Nuns and Lords!

The newly reopened Three Lords makes a welcome addition to the pubs on Minories, near Aldgate in East London.  The pub’s name has an interesting history to add to the unusual street name, so let’s start there.  The road is named after a 13th century convent for the Order of St Claire, officially called the ‘Abbey of the Minoresses of St Clare without Aldgate’.  The nuns were known as the Minoresses, which is Latin for little sisters.

The explanation for the pub’s name comes from some centuries later and relates to four lords rather than three.  Following the failed Jacobite rebellion in 1745, four Scottish noblemen, the Earl of Cromartie and the Lords Lovat, Balmarino and Kilmarnark, were found guilty of high treason and sentenced to be hung, drawn and quartered.  Cromartie, thanks to his wife’s petition, had his sentence commuted to life in exile in Devonshire while Balmarino, Kilmarnark and Lovat had their sentences commuted to beheading.  Simon Fraser, the 11th Lord Lovat became, on 9 April 1747, the last man to be publicly beheaded in England.  The executions took place on Tower Hill.  The link to the pub is that it is rumoured that at least two of these three lords spent the night before their execution in a pub on this site.  In its hallway, the pub has portraits of the four and a poster to commemorate the story.

The London Brewing Company (LBC), which brews its beers at the Bohemia, North Finchley, took over the pub last summer.  It has undertaken a sympathetic refurbishment which included installing new handpumps, for them to sell four of their cask beers.  Senan Sexton, one of LBC’s owners said, “We had been looking for a second pub for six years.  It’s a great setting and, with an independent landlord, it’s free of tie enabling us to stock our own beers.”

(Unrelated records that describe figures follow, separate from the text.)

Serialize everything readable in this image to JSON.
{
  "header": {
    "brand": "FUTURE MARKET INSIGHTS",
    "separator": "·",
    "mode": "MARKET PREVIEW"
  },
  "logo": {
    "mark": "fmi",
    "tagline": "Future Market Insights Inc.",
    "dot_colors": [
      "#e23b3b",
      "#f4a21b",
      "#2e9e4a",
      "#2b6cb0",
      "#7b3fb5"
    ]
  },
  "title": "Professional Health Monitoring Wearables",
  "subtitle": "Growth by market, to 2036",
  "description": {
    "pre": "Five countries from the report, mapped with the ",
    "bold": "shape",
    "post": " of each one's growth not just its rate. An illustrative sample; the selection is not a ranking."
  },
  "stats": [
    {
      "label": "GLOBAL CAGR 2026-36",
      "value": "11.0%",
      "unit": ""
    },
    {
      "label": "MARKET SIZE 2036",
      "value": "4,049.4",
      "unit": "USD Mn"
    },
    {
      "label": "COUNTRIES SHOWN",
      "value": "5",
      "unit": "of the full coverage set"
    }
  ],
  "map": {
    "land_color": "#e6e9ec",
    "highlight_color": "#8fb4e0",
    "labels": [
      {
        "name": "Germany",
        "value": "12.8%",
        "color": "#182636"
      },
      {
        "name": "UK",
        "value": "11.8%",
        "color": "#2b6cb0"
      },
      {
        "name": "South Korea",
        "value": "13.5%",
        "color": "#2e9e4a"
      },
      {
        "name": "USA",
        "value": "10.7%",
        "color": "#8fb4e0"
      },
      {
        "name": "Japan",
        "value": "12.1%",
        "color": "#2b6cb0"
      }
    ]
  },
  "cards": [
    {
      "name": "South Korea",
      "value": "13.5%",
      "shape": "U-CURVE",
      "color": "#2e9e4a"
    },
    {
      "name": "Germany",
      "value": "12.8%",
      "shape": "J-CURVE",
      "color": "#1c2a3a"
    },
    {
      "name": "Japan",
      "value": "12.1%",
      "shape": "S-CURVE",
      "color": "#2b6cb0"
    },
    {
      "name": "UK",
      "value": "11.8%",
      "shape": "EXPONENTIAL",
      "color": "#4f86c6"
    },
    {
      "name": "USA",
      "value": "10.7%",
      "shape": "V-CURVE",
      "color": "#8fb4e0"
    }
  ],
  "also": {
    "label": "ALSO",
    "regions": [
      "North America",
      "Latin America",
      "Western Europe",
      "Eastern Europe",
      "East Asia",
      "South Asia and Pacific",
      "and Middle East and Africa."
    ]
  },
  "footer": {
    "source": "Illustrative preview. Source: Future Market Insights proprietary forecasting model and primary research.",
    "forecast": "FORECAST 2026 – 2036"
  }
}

There are two bars on two floors, with cask beer only on the ground floor.  LBC’s keg beers are available in both bars.  The basement is cosy with a hidden snug in the right-hand corner.  Both bars have framed posters but look out for the splendid glass to the right of the bar on the ground floor, advertising Upright and Beer Street.

They have only a small kitchen and so the menu is simple, comprising snacks, salads, burgers and flat breads.  Food is served 12pm to 9pm Monday to Saturday; the pub does not open on Sundays.

As well as being close to Aldgate tube station, it’s only a ten-minute walk from the Tower of London.  As a consequence, Senan is hoping to attract tourists, particularly those with the taste for independent London beer.  It certainly offers something different when compared to the usual large brewery offerings in other pubs nearby.